Prime Minister Narendra Modi on Sunday warned of tough action under the benami law against unscrupulous elements using the Jan Dhan accounts of the poor to park black money and hailed people’s “sacrifices” despite efforts to mislead them against demonetisation. The Prime Minister, however, admitted that the dream of a “cashless society” can’t be achieved immediately. “(However,) once we start the move towards a less-cash society, the goal of a cashless society will not be far away,” he said in his monthly radio programme ‘Mann ki Baat’.
Separately, in an interview to PTI, Reserve Bank Of India (RBI) governor Urujit Patel said the central bank, along with the government, is monitoring the situation on a daily basis to “ease the genuine pain of the citizens” following the demonetisation move on November 8. While RBI had on Saturday announced an incremental cash reserve ratio of 100% because of the surge in deposits with banks after demoentisation, Patel said the decision would be reviewed immediately once the government issues adequate quantum of MSS (Market Stablisation Scheme) bonds, as promised.
“The RBI is interacting with the banks every day. They are telling us that the situation is gradually easing. The queues in branches and ATMs are shorter and the markets are starting to function, and there are no reported shortages of daily items of consumption,” Patel said.
“People have asked why the new currency notes introduced were different in size and thickness from the old. This is because the new currency has been designed to make it hard to counterfeit. When you are going to make a change of this magnitude, you need to get the best standards in place,” Patel said.
Around 50,000 people have been deployed to refit the ATMs and the banks are working in a mission mode to lift the new currency notes and deliver them to their branches and ATMs, Patel said. “There are no precedents on this subject at this scale and we have to be reactive to the situation,” he added.
Modi, via Mann ki Baat programme, urged citizens to shift to a cashless system of transactions–an appeal that was also echoed by the RBI governor.
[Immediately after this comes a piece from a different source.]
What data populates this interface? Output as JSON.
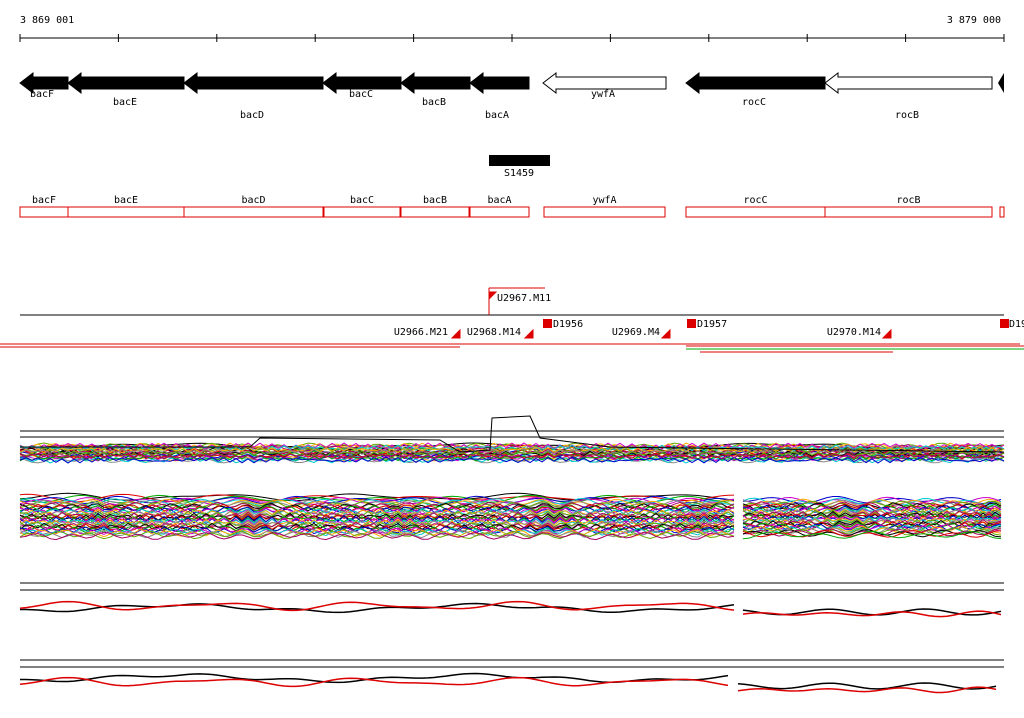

Currently, India’s cash-to-GDP ratio is as high as 12%, roughly three times of even developing countries like Brazil and South Africa, as most transactions in the informal sector of the economy are settled in cash. Reports suggest that the RBI and commercial banks spend around Rs 21,000 crore in currency operations costs a year. According to a study commisioned by MasterCard, which was released early last year, the share of the electronic mode of transactions in the overall payment system have risen to 6.8% from 2.6% in 2007, but still remained far below potential.
On the mis-use of Jan Dhan accounts, Modi said even now, “some people think they can bring their black money”. “Unfortunately, they are misusing the poor for this purpose by misleading, luring or tempting them to put (such black) money into their accounts.” “I would tell such (unscrupulous) people that…please don’t play with the life of the poor,” Modi said.
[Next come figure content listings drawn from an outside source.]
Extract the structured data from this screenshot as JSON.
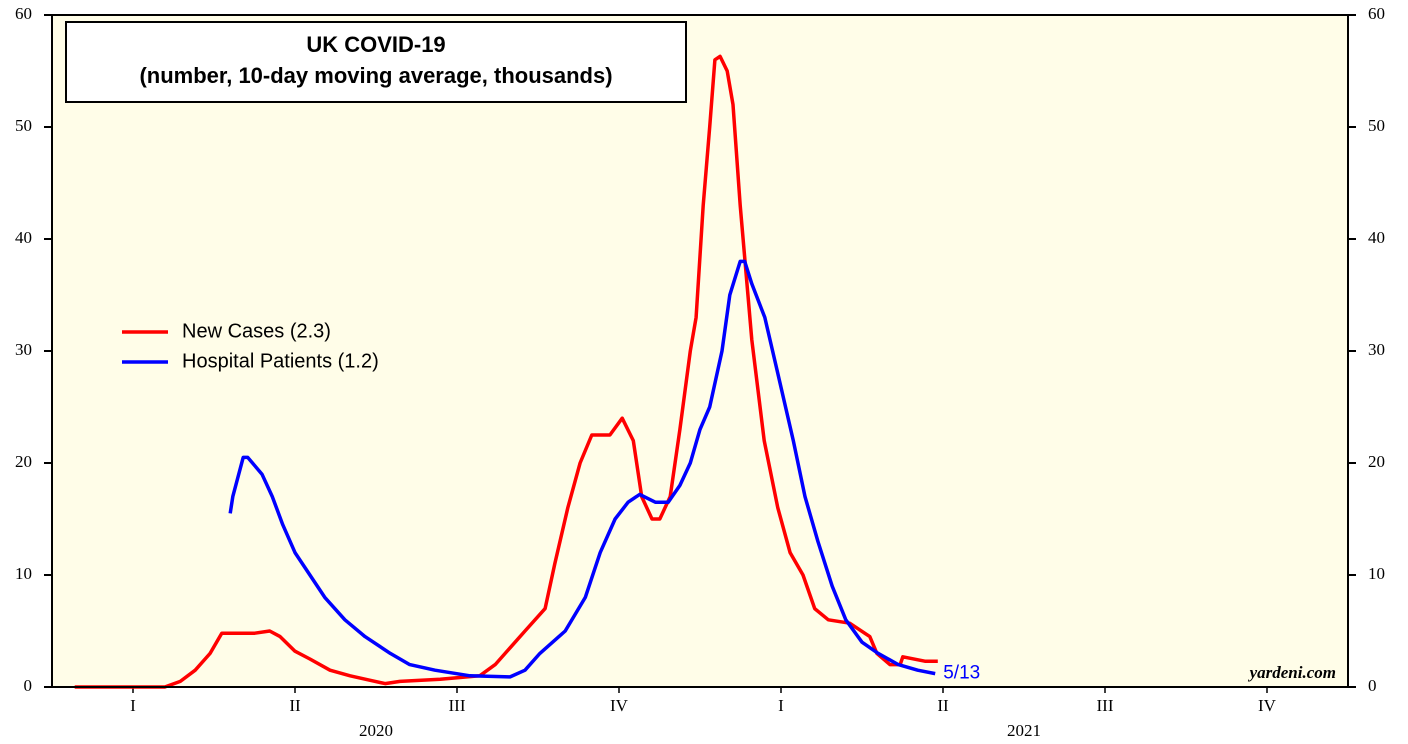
{
  "chart_data": {
    "type": "line",
    "title": "UK COVID-19",
    "subtitle": "(number, 10-day moving average, thousands)",
    "series": [
      {
        "name": "New Cases (2.3)",
        "color": "#ff0000",
        "x": [
          2020.035,
          2020.174,
          2020.198,
          2020.221,
          2020.244,
          2020.262,
          2020.29,
          2020.313,
          2020.336,
          2020.352,
          2020.375,
          2020.398,
          2020.429,
          2020.46,
          2020.491,
          2020.514,
          2020.537,
          2020.599,
          2020.66,
          2020.684,
          2020.707,
          2020.73,
          2020.761,
          2020.776,
          2020.796,
          2020.815,
          2020.833,
          2020.861,
          2020.88,
          2020.897,
          2020.91,
          2020.926,
          2020.938,
          2020.954,
          2020.969,
          2020.985,
          2020.994,
          2021.005,
          2021.015,
          2021.023,
          2021.031,
          2021.042,
          2021.051,
          2021.062,
          2021.08,
          2021.099,
          2021.12,
          2021.139,
          2021.159,
          2021.177,
          2021.198,
          2021.231,
          2021.262,
          2021.273,
          2021.293,
          2021.309,
          2021.313,
          2021.347,
          2021.367
        ],
        "values": [
          0,
          0,
          0.5,
          1.5,
          3,
          4.8,
          4.8,
          4.8,
          5,
          4.5,
          3.2,
          2.5,
          1.5,
          1.0,
          0.6,
          0.3,
          0.5,
          0.7,
          1,
          2,
          3.5,
          5,
          7,
          11,
          16,
          20,
          22.5,
          22.5,
          24,
          22,
          17,
          15,
          15,
          17,
          23,
          30,
          33,
          43,
          50,
          56,
          56.3,
          55,
          52,
          43,
          31,
          22,
          16,
          12,
          10,
          7,
          6,
          5.7,
          4.5,
          3,
          2,
          2,
          2.7,
          2.3,
          2.3
        ]
      },
      {
        "name": "Hospital Patients (1.2)",
        "color": "#0000ff",
        "x": [
          2020.275,
          2020.279,
          2020.295,
          2020.302,
          2020.324,
          2020.34,
          2020.356,
          2020.375,
          2020.398,
          2020.421,
          2020.452,
          2020.483,
          2020.522,
          2020.552,
          2020.591,
          2020.645,
          2020.707,
          2020.73,
          2020.753,
          2020.792,
          2020.823,
          2020.846,
          2020.869,
          2020.889,
          2020.907,
          2020.931,
          2020.951,
          2020.969,
          2020.985,
          2021.0,
          2021.015,
          2021.034,
          2021.046,
          2021.062,
          2021.069,
          2021.08,
          2021.1,
          2021.12,
          2021.144,
          2021.162,
          2021.182,
          2021.204,
          2021.225,
          2021.25,
          2021.275,
          2021.306,
          2021.336,
          2021.363
        ],
        "values": [
          15.5,
          17,
          20.5,
          20.5,
          19,
          17,
          14.5,
          12,
          10,
          8,
          6,
          4.5,
          3,
          2,
          1.5,
          1,
          0.9,
          1.5,
          3,
          5,
          8,
          12,
          15,
          16.5,
          17.2,
          16.5,
          16.5,
          18,
          20,
          23,
          25,
          30,
          35,
          38,
          38,
          36,
          33,
          28,
          22,
          17,
          13,
          9,
          6,
          4,
          3,
          2,
          1.5,
          1.2
        ]
      }
    ],
    "end_label": "5/13",
    "source": "yardeni.com",
    "xlim": [
      2020,
      2022
    ],
    "xticks": [
      {
        "value": 2020.125,
        "label": "I"
      },
      {
        "value": 2020.375,
        "label": "II"
      },
      {
        "value": 2020.625,
        "label": "III"
      },
      {
        "value": 2020.875,
        "label": "IV"
      },
      {
        "value": 2021.125,
        "label": "I"
      },
      {
        "value": 2021.375,
        "label": "II"
      },
      {
        "value": 2021.625,
        "label": "III"
      },
      {
        "value": 2021.875,
        "label": "IV"
      }
    ],
    "year_labels": [
      {
        "value": 2020.5,
        "label": "2020"
      },
      {
        "value": 2021.5,
        "label": "2021"
      }
    ],
    "ylim": [
      0,
      60
    ],
    "yticks": [
      0,
      10,
      20,
      30,
      40,
      50,
      60
    ],
    "y2lim": [
      0,
      60
    ],
    "y2ticks": [
      0,
      10,
      20,
      30,
      40,
      50,
      60
    ],
    "legend": "left",
    "background": "#fffde8"
  }
}
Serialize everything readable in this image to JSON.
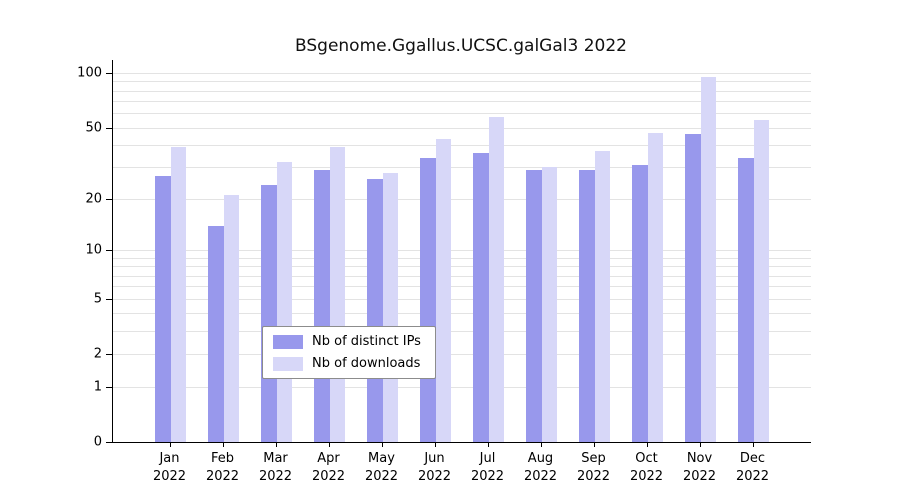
{
  "chart_data": {
    "type": "bar",
    "title": "BSgenome.Ggallus.UCSC.galGal3 2022",
    "categories": [
      "Jan",
      "Feb",
      "Mar",
      "Apr",
      "May",
      "Jun",
      "Jul",
      "Aug",
      "Sep",
      "Oct",
      "Nov",
      "Dec"
    ],
    "year_label": "2022",
    "series": [
      {
        "name": "Nb of distinct IPs",
        "color": "#9898ec",
        "values": [
          27,
          14,
          24,
          29,
          26,
          34,
          36,
          29,
          29,
          31,
          46,
          34
        ]
      },
      {
        "name": "Nb of downloads",
        "color": "#d7d7f8",
        "values": [
          39,
          21,
          32,
          39,
          28,
          43,
          57,
          30,
          37,
          47,
          95,
          55
        ]
      }
    ],
    "yscale": "log1p",
    "yticks": [
      0,
      1,
      2,
      5,
      10,
      20,
      50,
      100
    ],
    "gridlines": [
      1,
      2,
      3,
      4,
      5,
      6,
      7,
      8,
      9,
      10,
      20,
      30,
      40,
      50,
      60,
      70,
      80,
      90,
      100
    ],
    "ylim_top_value": 100,
    "legend_position": "bottom-center",
    "grid": true
  }
}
Jan Dhan accounts, which accumulated just Rs 45,637 crore in over two years through November 8, witnessed additional deposits of a massive Rs 27,200 crore in just two weeks after demonetisation. This raised suspicion that many people may be using such accounts of the poor to park illegal money. The Prime Minister’s warning of using the benami law came amid fears that although 23% of the 25.68 crore Jan Dhan accounts still have zero balance, even those can be tapped by such unscrupulous elements in the weeks to come.
The Benami Transactions (Prohibition) Amendment Act, 2016, which came into effect on November 1, stipulates provisions of rigorous jail term of up to seven years plus fine (which may extend to 25% of the fair market value of a benami property), replacing the earlier law of a three-year jail term, or fine, or both. Assets of any kind—movable, immovable, tangible, intangible, any right or interest, or legal documents can qualify to be benami. A person could also face rigorous imprisonment for up to five years for knowingly giving false information and will have to pay a fine of up to 10% of the market value of the property.
In an apparent hint at the Opposition, Modi said attempts were being made to mislead the people against demonetisation, even though they were making sacrifices for a better India. In a rally in Uttar Pradesh, Modi said: “On one hand we are trying to put a check over corruption with ‘Bhrashtachar Bandh’ while on the other hand some political parties are organising ‘Bharat Bandh’. Should there be ‘Bharat Bandh’ or ‘Bhrashtachar Bandh’?”.
Meanwhile, pitching for less cash use, RBI’s Patel called for more use of cash substitutes like debit cards and digital wallets, saying it will make transactions cheaper and easier and in the long term, will help India “leapfrog into a less cash-use economy on a par with more developed nations.”
He said banks are being asked to make a big push with Point of Sale machines with traders to improve the use of debit cards.Patel said that the RBI has announced an incremental cash reserve ratio of 100% “because of the large increase in deposits of banks” following demonetisation and the decision would be reviewed immediately once the government issues adequate quantum of MSS (Market Stablisation Scheme) bonds, as promised.